At the foot of the entrance of Concrete—a monumental structure located in Dubai’s Alserkal Avenue designed by OMA, the architecture firm headed by Rem Koolhaas—larger-than-life indigenous women with tanks over their heads tower over tiny military figures. The drawings emulate alpona, the traditional white rice designs made by Bengali women, and are by artist Joydeb Roaja, who is part of the indigenous Tripura community.

“They’re basically priming the space, making it safe to talk about stories that some people might not want us to hear,” said Campbell Betancourt, the artistic director of the Dhaka Art Summit.

Hitman Gurung, from the series This is My Home, My Land and My Country, 2015. Courtesy of the artist and Samdani Art Foundation.

The piece greets visitors as they enter Fabric(ated) Fractures, a group exhibition curated by Diana Campbell Betancourt, presented in collaboration with Alserkal Avenue and the Samdani Art Foundation. The exhibition looks at, according to Campbell Betancourt, the absence and presence of bodies, and people’s fight to exist when people are trying to erase their history. “These artists bear witness to violence unfolding in their locales and on their communities, and their work often acts as a register of this trauma, grounding the constricting present in a more porous past,” wrote Campbell Betancourt in the exhibition catalog.  

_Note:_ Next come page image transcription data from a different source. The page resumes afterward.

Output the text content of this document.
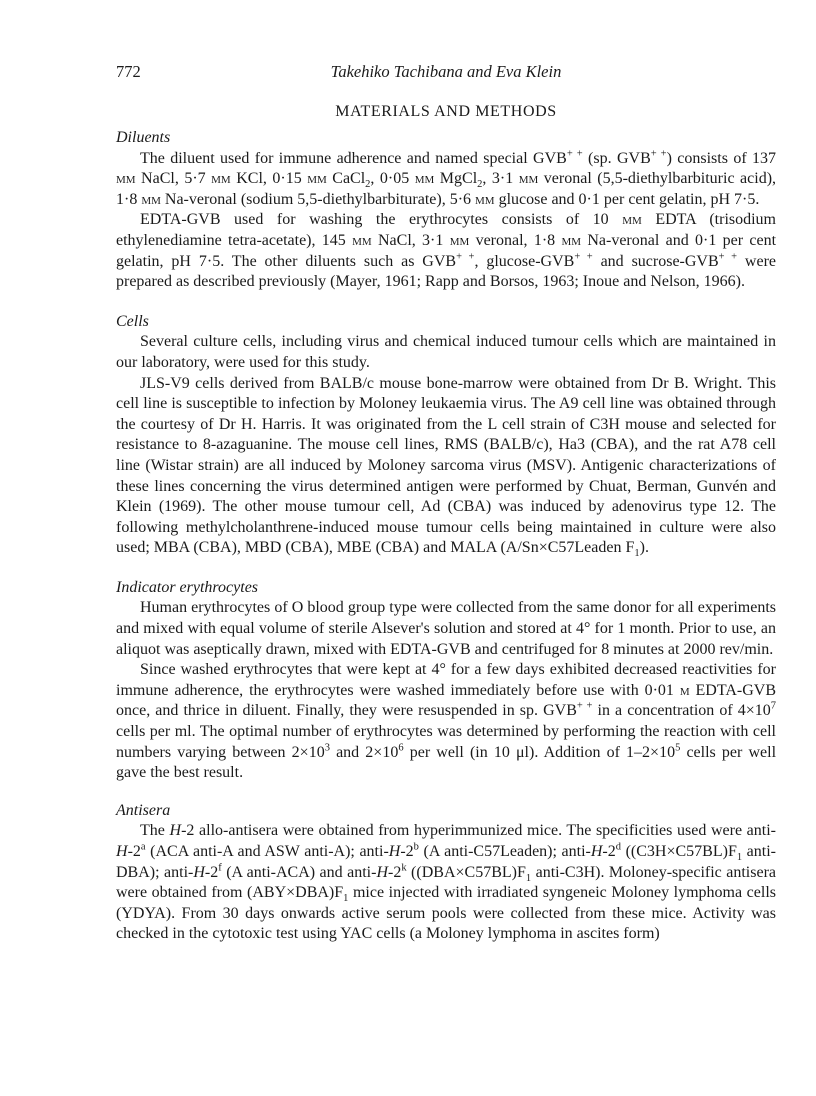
772	Takehiko Tachibana and Eva Klein
MATERIALS AND METHODS

Diluents

The diluent used for immune adherence and named special GVB+ + (sp. GVB+ +) consists of 137 mm NaCl, 5·7 mm KCl, 0·15 mm CaCl$_2$, 0·05 mm MgCl$_2$, 3·1 mm veronal (5,5-diethylbarbituric acid), 1·8 mm Na-veronal (sodium 5,5-diethylbarbiturate), 5·6 mm glucose and 0·1 per cent gelatin, pH 7·5.

EDTA-GVB used for washing the erythrocytes consists of 10 mm EDTA (trisodium ethylenediamine tetra-acetate), 145 mm NaCl, 3·1 mm veronal, 1·8 mm Na-veronal and 0·1 per cent gelatin, pH 7·5. The other diluents such as GVB+ +, glucose-GVB+ + and sucrose-GVB+ + were prepared as described previously (Mayer, 1961; Rapp and Borsos, 1963; Inoue and Nelson, 1966).

Cells

Several culture cells, including virus and chemical induced tumour cells which are maintained in our laboratory, were used for this study.

JLS-V9 cells derived from BALB/c mouse bone-marrow were obtained from Dr B. Wright. This cell line is susceptible to infection by Moloney leukaemia virus. The A9 cell line was obtained through the courtesy of Dr H. Harris. It was originated from the L cell strain of C3H mouse and selected for resistance to 8-azaguanine. The mouse cell lines, RMS (BALB/c), Ha3 (CBA), and the rat A78 cell line (Wistar strain) are all induced by Moloney sarcoma virus (MSV). Antigenic characterizations of these lines concerning the virus determined antigen were performed by Chuat, Berman, Gunvén and Klein (1969). The other mouse tumour cell, Ad (CBA) was induced by adenovirus type 12. The following methylcholanthrene-induced mouse tumour cells being maintained in culture were also used; MBA (CBA), MBD (CBA), MBE (CBA) and MALA (A/Sn×C57Leaden $F_1$).

Indicator erythrocytes

Human erythrocytes of O blood group type were collected from the same donor for all experiments and mixed with equal volume of sterile Alsever's solution and stored at 4° for 1 month. Prior to use, an aliquot was aseptically drawn, mixed with EDTA-GVB and centrifuged for 8 minutes at 2000 rev/min.

Since washed erythrocytes that were kept at 4° for a few days exhibited decreased reactivities for immune adherence, the erythrocytes were washed immediately before use with 0·01 m EDTA-GVB once, and thrice in diluent. Finally, they were resuspended in sp. GVB+ + in a concentration of $4\times 10^7$ cells per ml. The optimal number of erythrocytes was determined by performing the reaction with cell numbers varying between $2\times 10^3$ and $2\times 10^6$ per well (in 10 μl). Addition of $1-2\times 10^5$ cells per well gave the best result.

Antisera

The H-2 allo-antisera were obtained from hyperimmunized mice. The specificities used were anti-H-2$^a$ (ACA anti-A and ASW anti-A); anti-H-2$^b$ (A anti-C57Leaden); anti-H-2$^d$ ($(C3H\times C57BL)F_1$ anti-DBA); anti-H-2$^f$ (A anti-ACA) and anti-H-2$^k$ ($(DBA\times C57BL)F_1$ anti-C3H). Moloney-specific antisera were obtained from $(ABY\times DBA)F_1$ mice injected with irradiated syngeneic Moloney lymphoma cells (YDYA). From 30 days onwards active serum pools were collected from these mice. Activity was checked in the cytotoxic test using YAC cells (a Moloney lymphoma in ascites form)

Campbell Betancourt set out to give a voice to artists who reside in these highly politicized places in South Asia, allowing them to present often traumatic narratives of the violence and displacement in areas often overlooked by traditional media due to military occupation. Over the last century, people have been forced to leave their homes because of climate change and changing borders set in place through religion, which clearly doesn’t work because of the plurality of these populations. “They missed the fact that culture is practiced differently than religion and that there’s also plurality in different parts of religious practice,” said Campbell Betancourt. “Bangladesh is also Buddihst and Hindu, in addition to Muslim.”

Joydeb Roaja, Generation Wish Yielding Trees and Atomic Tree-8, 2017. Courtesy of the Artist and Zaheera Noor.

At the entrance is a piece titled “Heaven Is Elsewhere” by Kamruzzaman Shadhin—an enormous colorful patchwork quilt of clothes collected from people who left them behind as they were trafficked into Southeast Asia, and from the Rohingya community who were forced to flee to South Asia because of religious violence. The clothes were stitched together by climate refugees, who escaped their villages in the south of Bangladesh due to rising waters, as a ritualistic healing exercise using traditional Katta embroidery techniques.

Nearby, artist Ayesha Jatoi delicately folds white clothes (white is the color of mourning in South Asia) in a performance. “How do you put away the memories of love and the pain of loss when someone that you care about is harmed or goes missing?” asked Campbell Betancourt as she described the meaning behind the piece.

Campbell Betancourt highlights the consequences of fake news through a painting by Kanak Chanpa Chakma. It tells the story of the fake Facebook account, set up by somebody in Southern Bangladesh, that posted an image of a burning Quran, causing a mob of 25,000 people to destroy 12 Buddhist temples and over 50 homes. Chanpa Chakma’s painting collaged together images of that incident from newspapers, juxtaposing them against a painting of peaceful Buddhist architecture.

Jakkai Siributr, The Outlaw’s Flag, 2017. Flags (beads embroidered on Burmese longyi and monk’s robes, nylons fishing nets overlaid) and single-channel HD video installation. Videography by Shane Bunnag. Courtesy of the artist and H Gallery, Thailand. Photo courtesy of Jakkai Siributr and Lola Lenzi.

Across the way, the sound of the harmonium, a musical instrument that is part of Bangladesh’s social fabric, is played by 35 musicians in unison as they pay homage to the tradition that is in danger of disappearing. Reetu Sattar placed the musicians on scaffolding in the performance, called “Harano Sur (Lost Tune).”

Artist Ashfika Rahman looked at the use of rape as a weapon to assert control and repress indigenous resistance movements in South and Southeast Asia, and how the rapists are often protected. Her portrait series, titled “Rape Is Political,” depicts photos of victims with handwritten words surrounding them. “A portrait can be a sign of resistance,” said Campbell Betancourt. “Often when rape happens, doctors are pressured not to report it because it’s militarized, and sometimes the perpetrators are military.”
Campbell Betancourt presented Fabri(cated) Fractures as a way to tell the untold stories of violence, religious discrimination, and displacement through art. “Art can give people a voice when people try to silence them,” said Campbell Betancourt.